Do entreprises get charged more for edge or chrome similar business options? Competing with free is hard.
Google Chrome Enterprise exists for this purpose [0].

[0] https://chromeenterprise.google/

> So having Google as the default search engine is the right approach for privacy?

This and the fact that they signed the deal with Google again makes me lose faith in Mozilla, caring about privacy yet making deals with the devil that is killing them.

I don't like it. I'd rather they moved to DDG. But if I let myself be an optimist for a short while, I can understand the compromise in order to establish a runway while they build up more ethical sources of income.
Id rather they just automatically replace ad units on websites with their own adnetwork making money that way.

Before you have a whinge about that idea, realise that google effectively does this already.

All it would take is for Firefox to say fuck it, you want to serve ads to our users? Fine, but you sell adunits through our network that is focused on privacy, not the network through Google or Facebook.

> I can understand the compromise in order to establish a runway while they build up more ethical sources of income.

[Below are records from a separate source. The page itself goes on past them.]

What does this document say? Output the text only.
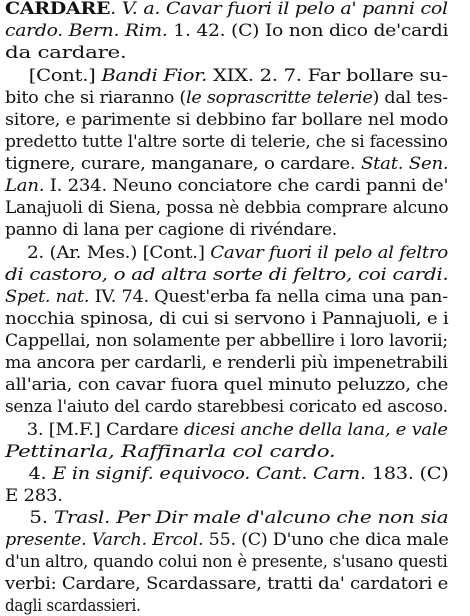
CARDARE. V. a. Cavar fuori il pelo a' panni col
cardo. Bern. Rim. 1. 42. (C) Io non dico de'cardi
da cardare.
[Cont.] Bandi Fior. XIX. 2. 7. Far bollare su-
bito che si riaranno (le soprascritte telerie) dal tes-
sitore, e parimente si debbino far bollare nel modo
predetto tutte l'altre sorte di telerie, che si facessino
tignere, curare, manganare, o cardare. Stat. Sen.
Lan. I. 234. Neuno conciatore che cardi panni de'
Lanajuoli di Siena, possa nè debbia comprare alcuno
panno di lana per cagione di rivéndare.
2. (Ar. Mes.) [Cont.] Cavar fuori il pelo al feltro
di castoro, o ad altra sorte di feltro, coi cardi.
Spet. nat. IV. 74. Quest'erba fa nella cima una pan-
nocchia spinosa, di cui si servono i Pannajuoli, e i
Cappellai, non solamente per abbellire i loro lavorii;
ma ancora per cardarli, e renderli più impenetrabili
all'aria, con cavar fuora quel minuto peluzzo, che
senza l'aiuto del cardo starebbesi coricato ed ascoso.
3. [M.F.] Cardare dicesi anche della lana, e vale
Pettinarla, Raffinarla col cardo.
4. E in signif. equivoco. Cant. Carn. 183. (C)
E 283.
5. Trasl. Per Dir male d'alcuno che non sia
presente. Varch. Ercol. 55. (C) D'uno che dica male
d'un altro, quando colui non è presente, s'usano questi
verbi: Cardare, Scardassare, tratti da' cardatori e
dagli scardassieri.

When? It's not pragmatism anymore, it has become pure laziness on the part of Mozilla. They have been accepting this business model (being fed by the hand of Google) forever now, instead of seriously trying to achieve financial autonomy. They have lost all credibility if they compromise on that front - it's such a huge conflict of interest.

> Magnifying the public benefit aspects of the Internet is an important goal

Basically "promoting good things is good."